All tests have been conducted with apib: API Bench using the following options:

apib -c20 -d60 http://localhost:$EXPOSED_PORT/api/movies

The application was connected against a Neo4j container running on the same host: The Neo4j container has been shutdown and restarted between each benchmark run.

apib fully supports HTTP 1.1 including keep-alives and chunked encoding. Apache Bench cannot reliable benchmark the reactive infrastructure without it.

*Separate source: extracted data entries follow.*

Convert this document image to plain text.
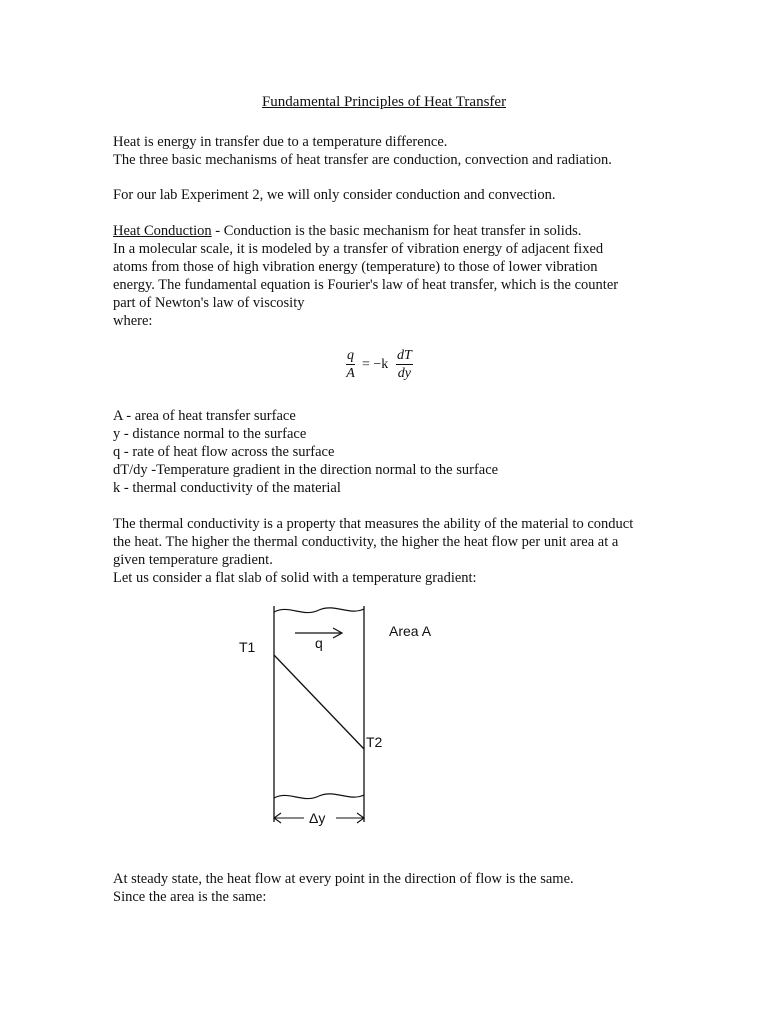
Fundamental Principles of Heat Transfer

Heat is energy in transfer due to a temperature difference.

The three basic mechanisms of heat transfer are conduction, convection and radiation.

For our lab Experiment 2, we will only consider conduction and convection.

Heat Conduction - Conduction is the basic mechanism for heat transfer in solids.

In a molecular scale, it is modeled by a transfer of vibration energy of adjacent fixed

atoms from those of high vibration energy (temperature) to those of lower vibration

energy. The fundamental equation is Fourier's law of heat transfer, which is the counter

part of Newton's law of viscosity

where:

$\frac{q}{A} = -k \frac{dT}{dy}$

A - area of heat transfer surface

y - distance normal to the surface

q - rate of heat flow across the surface

dT/dy -Temperature gradient in the direction normal to the surface

k - thermal conductivity of the material

The thermal conductivity is a property that measures the ability of the material to conduct

the heat. The higher the thermal conductivity, the higher the heat flow per unit area at a

given temperature gradient.

Let us consider a flat slab of solid with a temperature gradient:

T1	q
Area A
T2
Δy

At steady state, the heat flow at every point in the direction of flow is the same.

Since the area is the same:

Time to readiness is the time from container start until the container reports UP in a GET /management/health/readiness.

Table 1. Some numbers

Framework	Image size	Time to healthy	Memory usage (before)	Throughput	Average latency	Memory usage (after )
helidon-se-reactive	231.0MB	0m2.016s🥉	148.1MiB	885.052 requests/second	25.628 milliseconds	788.3MiB
helidon-se-reactive-native	33.6MB🥇	0m0.676s🥈	60.73MiB🥉	729.026 requests/second	32.379 milliseconds	853.7MiB
micronaut-imperative	362.0MB	0m2.581s	169.9MiB	1006.241 requests/second	19.904 milliseconds🥈	799.7MiB
micronaut-reactive	362.0MB	0m2.579s	172.00MiB	147.376 requests/second	135.795 milliseconds	693.0MiB
micronaut-reactive-native	91.2MB🥈	0m0.594s🥇	68.30MiB	135.618 requests/second	147.520 milliseconds	962.3MiB
quarkus-imperative	464.0MB	0m4.283s	103.8MiB	1095.802 requests/second🥉	18.272 milliseconds🥇	666.6MiB
quarkus-imperative-native	150.0MB	0m3.316s	26.09MiB🥇	996.390 requests/second	20.096 milliseconds🥉	699.3MiB
quarkus-ogm	467.0MB	0m4.335s	111.7MiB	622.312 requests/second	32.175 milliseconds	908.1MiB
quarkus-reactive	466.0MB	0m4.411s	117.0MiB	487.273 requests/second	41.087 milliseconds	665.8MiB
quarkus-reactive-native	151.0MB	0m3.353s	26.42MiB🥈	446.196 requests/second	44.868 milliseconds	650.8MiB
spring-boot23-with-sdn-ogm	290.0MB	0m4.719s	197.40MiB	49.789 requests/second	400.856 milliseconds	411.4MiB🥇
spring-boot24-with-sdn-ogm	286.0MB	0m4.843s	206.10MiB	42.680 requests/second	468.021 milliseconds	610.5MiB
spring-data-imperative	300.0MB	0m6.105s	236.90MiB	709.336 requests/second	28.226 milliseconds	797.1MiB
spring-data-imperative-native	134.0MB🥉	0m3.462s	71.08MiB	605.255 requests/second	33.078 milliseconds	722.0MiB
spring-data-reactive	302.0MB	0m6.268s	241.50MiB	673.214 requests/second	29.762 milliseconds	738MiB
spring-plain-imperative	297.0MB	0m6.066s	197.80MiB	1258.016 requests/second🥈	15.917 milliseconds	414.6MiB🥈
spring-plain-reactive	299.0MB	0m5.945s	253.40Mi B	1272.513 requests/second🥇	15.738 milliseconds	588.4MiB🥉

Numbers taken on a MacBook Pro with 2.4Ghz Intel Core i9 and 32 GB Ram. Docker set to use at Max 8 "CPUs" and 8GiB memory in total. The numbers for quarkus-ogm reflect the state prior to commit 7e74c8e1c373cb72715a2e095b15f1c95b9d109f.